Cybersecurity teams invest millions in secure email gateways, SPF, DKIM, DMARC, and threat intelligence feeds – yet phishing emails still land directly in the inboxes of finance departments, executives, and internal decision-makers. The reason is often not a missing security stack, but the fact that attackers no longer rely on suspicious servers in obscure regions. Instead, they operate through trusted cloud infrastructure itself.
Recent analysis from Kaspersky shows a significant rise in phishing campaigns delivered through Amazon’s Simple Email Service (SES). Amazon SES is a legitimate email platform widely used by enterprises, SaaS providers, and automated business communication systems. That very trust is exactly what makes it attractive to attackers.

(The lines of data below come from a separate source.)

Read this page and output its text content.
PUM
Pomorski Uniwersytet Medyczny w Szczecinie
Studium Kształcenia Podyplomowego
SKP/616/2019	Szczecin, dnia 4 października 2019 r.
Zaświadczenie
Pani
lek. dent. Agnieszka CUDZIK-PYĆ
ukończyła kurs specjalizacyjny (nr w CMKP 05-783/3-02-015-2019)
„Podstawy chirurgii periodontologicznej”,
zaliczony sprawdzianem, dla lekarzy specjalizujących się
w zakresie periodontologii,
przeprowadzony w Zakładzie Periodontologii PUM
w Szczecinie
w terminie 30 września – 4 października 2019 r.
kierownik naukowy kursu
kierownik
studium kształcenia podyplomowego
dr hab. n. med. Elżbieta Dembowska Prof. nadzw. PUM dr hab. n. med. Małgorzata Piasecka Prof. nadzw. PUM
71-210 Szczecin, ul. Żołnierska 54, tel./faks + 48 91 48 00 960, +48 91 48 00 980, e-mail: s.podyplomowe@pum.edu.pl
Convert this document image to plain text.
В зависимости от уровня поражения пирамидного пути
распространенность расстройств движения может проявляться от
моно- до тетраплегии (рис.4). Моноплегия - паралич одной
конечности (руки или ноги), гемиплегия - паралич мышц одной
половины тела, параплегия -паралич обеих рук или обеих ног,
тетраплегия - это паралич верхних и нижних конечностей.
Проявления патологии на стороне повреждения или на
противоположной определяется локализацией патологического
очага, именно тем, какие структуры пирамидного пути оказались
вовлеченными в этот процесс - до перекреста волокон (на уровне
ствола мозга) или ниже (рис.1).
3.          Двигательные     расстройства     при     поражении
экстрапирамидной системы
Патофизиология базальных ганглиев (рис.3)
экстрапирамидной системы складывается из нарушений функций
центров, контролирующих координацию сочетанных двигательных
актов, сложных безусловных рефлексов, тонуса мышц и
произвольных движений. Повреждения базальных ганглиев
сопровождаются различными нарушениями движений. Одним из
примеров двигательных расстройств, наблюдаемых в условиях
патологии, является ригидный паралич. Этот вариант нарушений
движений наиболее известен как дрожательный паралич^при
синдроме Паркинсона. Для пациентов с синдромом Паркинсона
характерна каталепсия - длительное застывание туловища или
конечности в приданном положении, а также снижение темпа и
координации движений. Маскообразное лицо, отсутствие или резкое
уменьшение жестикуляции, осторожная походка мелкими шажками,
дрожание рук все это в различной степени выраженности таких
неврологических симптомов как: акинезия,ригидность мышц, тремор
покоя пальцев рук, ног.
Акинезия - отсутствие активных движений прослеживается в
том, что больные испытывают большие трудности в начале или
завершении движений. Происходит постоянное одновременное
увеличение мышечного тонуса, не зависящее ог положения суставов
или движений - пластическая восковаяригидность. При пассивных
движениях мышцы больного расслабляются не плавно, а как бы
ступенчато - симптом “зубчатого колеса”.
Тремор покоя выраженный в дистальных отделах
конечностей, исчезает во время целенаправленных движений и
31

The entry point is often surprisingly simple: exposed AWS IAM access keys. These credentials are frequently found in public GitHub repositories, open .ENV files, Docker images, backups, or misconfigured S3 buckets. Using automated tools like TruffleHog, threat actors scan for these leaked secrets, validate permissions, and then hijack legitimate email sending capabilities through compromised AWS accounts.
The result is highly convincing phishing emails that pass SPF, DKIM, and DMARC authentication checks. Fake DocuSign notifications, manipulated invoices, and full business email compromise scenarios become far more believable than traditional spam campaigns. The risk increases significantly when attackers fabricate complete email threads and specifically target finance teams, procurement departments, or C-level executives.
The deeper problem lies in how many security strategies still depend on blocking suspicious sources. But what happens when the source itself is Amazon? IP blocking becomes nearly impossible without disrupting legitimate business communication at the same time.
Amazon SES is only one example of a much larger shift. Attackers are deliberately moving their operations into trusted systems because trust itself has become the cheapest exploit path available. The next successful breach will often not begin with malware – it will begin with a perfect email sent from a legitimate cloud environment.
Darkgate sees the real strategic failure here: many organizations still treat security as a tooling problem, while attackers have already understood that trust itself is now the primary attack surface.